The Hierochloe guards had opened fire on RebEarth. Only nine against so many, but Cassimer had told them the one thing they needed to know: while the red-and-black armour was capable of taking a few hits from their century-o
ld weaponry, the suits weren't sealed. They had to have taken his advice, because he heard screams echoing through the woods; screams of a kind he'd only ever heard from cataphracts decaying in their suits. Hopewell hadn't been wrong. Being dissolved was not a good way to go.
"This way." Rhys stopped at a small cairn marking a trail. Deep boot prints showed where the medic had previously descended the hill. "The path goes all the way to the top."
"Go," Cassimer said, because he could hear RebEarth approaching, could see muzzle flashes between the trees. "Hopewell, mines, now."
The gunner laced the trail with explosives as Cassimer and Florey covered her, until there were too many hostiles approaching too fast, and then the three of them ran, following Rhys's tracks up the hill. Heat waves washed over them as RebEarthers triggered the mines. The ground rumbled, first with explosions, then with the slow tearing of roots as trees toppled. Up ahead, rocks shook loose, tumbling down the hill. Bones jangled in the undergrowth, and Cassimer couldn't help but think that if he stopped to catch his breath, roots would burst from the ground to snare him. Earth was beautiful, Earth was sacred, and it was also too much.

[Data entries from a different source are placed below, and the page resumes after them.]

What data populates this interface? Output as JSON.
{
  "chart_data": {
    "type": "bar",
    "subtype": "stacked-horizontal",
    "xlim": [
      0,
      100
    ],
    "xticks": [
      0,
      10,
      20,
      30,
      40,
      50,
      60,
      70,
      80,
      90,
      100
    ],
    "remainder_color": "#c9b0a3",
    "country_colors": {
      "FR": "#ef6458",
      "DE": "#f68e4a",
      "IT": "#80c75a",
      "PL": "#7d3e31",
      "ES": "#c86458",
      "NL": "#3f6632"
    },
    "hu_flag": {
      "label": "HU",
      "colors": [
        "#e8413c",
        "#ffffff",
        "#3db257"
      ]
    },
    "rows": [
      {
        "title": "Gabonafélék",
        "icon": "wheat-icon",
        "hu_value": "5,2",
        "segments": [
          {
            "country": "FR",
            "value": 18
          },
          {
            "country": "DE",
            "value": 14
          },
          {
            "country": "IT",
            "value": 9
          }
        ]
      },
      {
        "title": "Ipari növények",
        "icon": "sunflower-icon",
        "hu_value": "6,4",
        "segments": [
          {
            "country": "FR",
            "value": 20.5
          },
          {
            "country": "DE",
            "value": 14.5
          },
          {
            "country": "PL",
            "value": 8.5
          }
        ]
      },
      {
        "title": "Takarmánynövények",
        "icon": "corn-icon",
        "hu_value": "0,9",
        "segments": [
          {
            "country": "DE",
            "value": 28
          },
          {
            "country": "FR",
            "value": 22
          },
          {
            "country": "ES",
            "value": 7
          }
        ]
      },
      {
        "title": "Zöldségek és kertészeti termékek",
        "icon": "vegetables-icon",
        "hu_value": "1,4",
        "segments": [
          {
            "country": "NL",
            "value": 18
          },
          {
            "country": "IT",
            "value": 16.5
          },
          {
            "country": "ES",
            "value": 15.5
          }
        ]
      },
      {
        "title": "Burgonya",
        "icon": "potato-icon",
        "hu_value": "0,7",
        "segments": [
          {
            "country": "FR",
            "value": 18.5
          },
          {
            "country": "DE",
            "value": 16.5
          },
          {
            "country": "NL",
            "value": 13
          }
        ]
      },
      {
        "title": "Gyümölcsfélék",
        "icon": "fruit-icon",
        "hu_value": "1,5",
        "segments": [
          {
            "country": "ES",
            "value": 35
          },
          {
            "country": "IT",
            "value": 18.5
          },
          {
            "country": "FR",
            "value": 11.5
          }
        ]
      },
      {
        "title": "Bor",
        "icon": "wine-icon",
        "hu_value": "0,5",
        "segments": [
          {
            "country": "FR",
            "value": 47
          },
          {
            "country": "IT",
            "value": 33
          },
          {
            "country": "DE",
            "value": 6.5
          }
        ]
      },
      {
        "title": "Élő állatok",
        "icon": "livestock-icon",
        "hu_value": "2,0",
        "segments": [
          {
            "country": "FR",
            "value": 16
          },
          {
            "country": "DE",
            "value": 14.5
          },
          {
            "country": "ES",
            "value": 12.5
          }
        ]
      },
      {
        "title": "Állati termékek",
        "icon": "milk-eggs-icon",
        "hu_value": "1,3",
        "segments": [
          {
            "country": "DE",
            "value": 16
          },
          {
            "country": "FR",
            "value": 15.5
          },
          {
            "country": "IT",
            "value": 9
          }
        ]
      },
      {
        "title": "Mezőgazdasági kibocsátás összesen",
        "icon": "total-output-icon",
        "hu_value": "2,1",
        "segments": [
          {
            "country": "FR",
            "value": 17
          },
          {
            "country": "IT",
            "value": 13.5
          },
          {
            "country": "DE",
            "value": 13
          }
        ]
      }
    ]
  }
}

It became easier to breathe once they were above the tree line, easier to focus even though he could hear the distant roar of oncoming gunships. Sky above, earth below, and on the hill's summit, the lighthouse stood as a reminder that humanity had once ruled this world.
Then he saw Joy and forgot all about Earth.

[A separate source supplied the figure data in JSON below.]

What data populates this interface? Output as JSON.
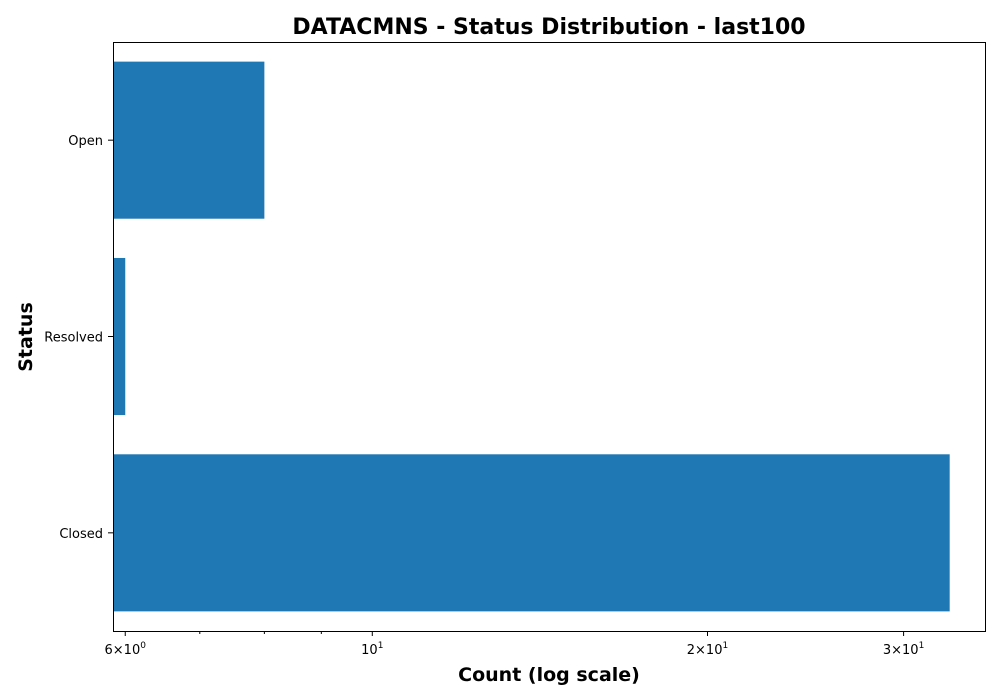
{
  "chart_data": {
    "type": "bar",
    "orientation": "horizontal",
    "title": "DATACMNS - Status Distribution - last100",
    "xlabel": "Count (log scale)",
    "ylabel": "Status",
    "x_scale": "log",
    "xlim": [
      5.85,
      35.5
    ],
    "grid": false,
    "categories": [
      "Open",
      "Resolved",
      "Closed"
    ],
    "values": [
      8,
      6,
      33
    ],
    "bar_color": "#1f77b4",
    "x_ticks": [
      {
        "value": 6,
        "base": "6",
        "mult": "×",
        "power_base": "10",
        "exponent": "0"
      },
      {
        "value": 10,
        "base": "",
        "mult": "",
        "power_base": "10",
        "exponent": "1"
      },
      {
        "value": 20,
        "base": "2",
        "mult": "×",
        "power_base": "10",
        "exponent": "1"
      },
      {
        "value": 30,
        "base": "3",
        "mult": "×",
        "power_base": "10",
        "exponent": "1"
      }
    ],
    "x_minor_ticks": [
      7,
      8,
      9
    ]
  }
}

"Joy." He knelt by her side at the base of the lighthouse, brushing blood-matted hair from her face. She could only open one eye – the other one too swollen – but gave him a look of pure relief. "Joy, I–"

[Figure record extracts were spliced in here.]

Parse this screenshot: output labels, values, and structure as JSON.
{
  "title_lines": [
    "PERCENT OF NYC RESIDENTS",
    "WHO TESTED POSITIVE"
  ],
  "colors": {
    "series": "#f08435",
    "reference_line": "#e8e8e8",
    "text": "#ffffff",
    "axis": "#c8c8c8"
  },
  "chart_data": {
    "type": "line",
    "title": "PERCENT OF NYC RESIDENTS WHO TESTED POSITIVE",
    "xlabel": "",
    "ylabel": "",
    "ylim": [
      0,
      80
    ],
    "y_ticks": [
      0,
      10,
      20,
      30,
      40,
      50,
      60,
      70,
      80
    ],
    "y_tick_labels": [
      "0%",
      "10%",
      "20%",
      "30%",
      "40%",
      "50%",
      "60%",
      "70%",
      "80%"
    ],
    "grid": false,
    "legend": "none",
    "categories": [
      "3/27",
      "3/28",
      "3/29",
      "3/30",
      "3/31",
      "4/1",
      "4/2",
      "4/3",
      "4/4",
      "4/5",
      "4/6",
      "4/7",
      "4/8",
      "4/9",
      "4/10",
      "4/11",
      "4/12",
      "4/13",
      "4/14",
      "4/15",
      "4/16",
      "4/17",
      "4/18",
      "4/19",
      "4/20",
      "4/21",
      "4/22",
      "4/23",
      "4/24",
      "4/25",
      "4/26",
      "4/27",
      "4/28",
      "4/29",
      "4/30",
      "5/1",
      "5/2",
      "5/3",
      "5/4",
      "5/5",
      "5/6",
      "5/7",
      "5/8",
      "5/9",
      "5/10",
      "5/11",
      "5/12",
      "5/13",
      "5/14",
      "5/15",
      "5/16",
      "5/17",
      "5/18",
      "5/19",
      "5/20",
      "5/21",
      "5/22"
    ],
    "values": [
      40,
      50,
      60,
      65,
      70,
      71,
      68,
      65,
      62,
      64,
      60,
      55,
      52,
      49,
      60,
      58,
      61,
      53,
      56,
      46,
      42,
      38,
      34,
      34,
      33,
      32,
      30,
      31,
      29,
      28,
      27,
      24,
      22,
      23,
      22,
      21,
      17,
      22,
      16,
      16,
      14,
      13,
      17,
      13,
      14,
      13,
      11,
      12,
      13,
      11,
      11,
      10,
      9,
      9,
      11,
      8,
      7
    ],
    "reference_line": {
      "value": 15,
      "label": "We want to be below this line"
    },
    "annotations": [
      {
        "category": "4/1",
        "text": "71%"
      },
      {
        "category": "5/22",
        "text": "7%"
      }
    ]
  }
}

"Her hearing's gone." Rhys sat on her other side, one hand cradling the back of her head, the other rooting through his med-kit. "Blown ear drums, dislocated shoulder, a minor fracture to her orbital socket, and a detached retina. The girl makes me work nearly as hard as you, Commander."
"Is she going to be all right?"
"Sight and hearing will recover shortly. Her shoulder is–" Rhys snapped her arm back into place. Joy cried out, huddling against Cassimer. He held her, although he shouldn't, and wanted nothing more than to never see her hurt again. "–fine. Apologies, Somerset, but any more anaesthetics and you wouldn't wake up until morning. I'm guessing you'd rather be awake, and I can guarantee you we'd rather have you up and about. So, grin and bear it, yeah?"